A tale about the ravages of old age, the weight of the past and bunny rabbits.
Debut novelist Hendricks tries to apply the whimsical mood of fairy tales to the mildly experimental fiction at play here, and he largely succeeds despite the grim nature of his story. Our protagonist is an elderly man named only as Mr. Fin, who spends his time daydreaming on park benches and tinkering with an old boat; he's clearly suffering from dementia. His only company is a kindly neighbor named Viv, who comes often to check on him. What readers learn is that Fin has a rich inner life, populated by a fanciful cast of animals that includes a bold rabbit adventurer, Hart Crane, and a melancholy writer, Virginia the Wolf, among many other beasts of claw and fang. Fin’s tales (and indeed, the novel itself) also pull liberally from Homer, Cervantes, Hemingway and Virginia Woolf, sometimes (admittedly) borrowing its inspirations sans quotation or citation. Fortunately, all the characters have their own arcs and their own unique journeys—Hart Crane works feverishly to save a family of bunnies who are reeling from a zeppelin attack, while our wolf toils at her last novel in an attempt to lure her daughter home.
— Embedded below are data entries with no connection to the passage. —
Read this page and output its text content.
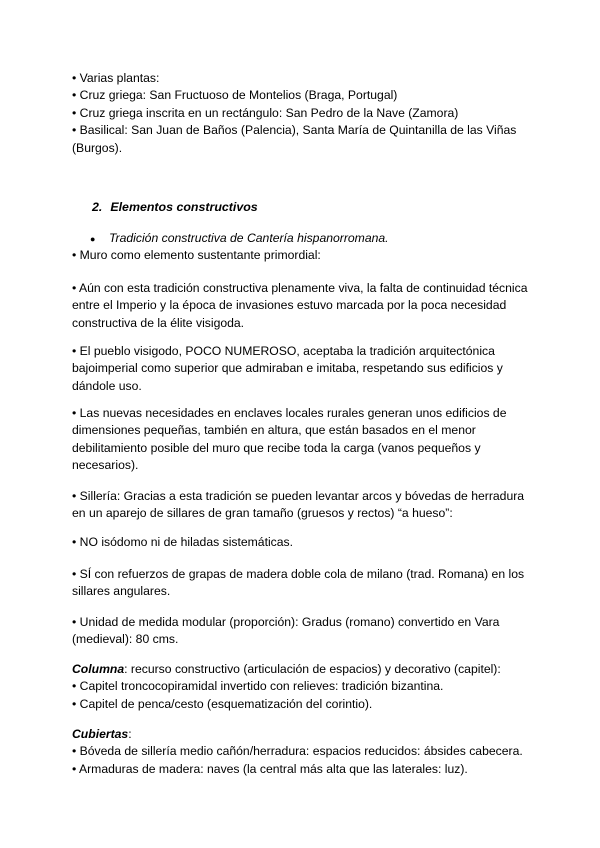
• Varias plantas:
• Cruz griega: San Fructuoso de Montelios (Braga, Portugal)
• Cruz griega inscrita en un rectángulo: San Pedro de la Nave (Zamora)
• Basilical: San Juan de Baños (Palencia), Santa María de Quintanilla de las Viñas (Burgos).
2. Elementos constructivos
● Tradición constructiva de Cantería hispanorromana.
• Muro como elemento sustentante primordial:
• Aún con esta tradición constructiva plenamente viva, la falta de continuidad técnica entre el Imperio y la época de invasiones estuvo marcada por la poca necesidad constructiva de la élite visigoda.
• El pueblo visigodo, POCO NUMEROSO, aceptaba la tradición arquitectónica bajoimperial como superior que admiraban e imitaba, respetando sus edificios y dándole uso.
• Las nuevas necesidades en enclaves locales rurales generan unos edificios de dimensiones pequeñas, también en altura, que están basados en el menor debilitamiento posible del muro que recibe toda la carga (vanos pequeños y necesarios).
• Sillería: Gracias a esta tradición se pueden levantar arcos y bóvedas de herradura en un aparejo de sillares de gran tamaño (gruesos y rectos) “a hueso”:
• NO isódomo ni de hiladas sistemáticas.
• SÍ con refuerzos de grapas de madera doble cola de milano (trad. Romana) en los sillares angulares.
• Unidad de medida modular (proporción): Gradus (romano) convertido en Vara (medieval): 80 cms.
Columna: recurso constructivo (articulación de espacios) y decorativo (capitel):
• Capitel troncocopiramidal invertido con relieves: tradición bizantina.
• Capitel de penca/cesto (esquematización del corintio).
Cubiertas:
• Bóveda de sillería medio cañón/herradura: espacios reducidos: ábsides cabecera.
• Armaduras de madera: naves (la central más alta que las laterales: luz).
Things take a dark turn when Fin discovers that, after 20 years, the body of his son David has washed up on the beach. David is strongly implied to have committed suicide, and whether Fin is really attempting to nurse his son back to life or simply worrying after a bit of debris is left hazy. However, as Fin struggles to understand the cipher of his long-lost son, his atmospheric daydreams become more frenzied and insistent than before. It’s a curious experiment but one that carries more emotional weight than most books starring anthropomorphic animals.
A vivid story that uses the language and metaphors of myth to reflect on the unkind nature of age and perception.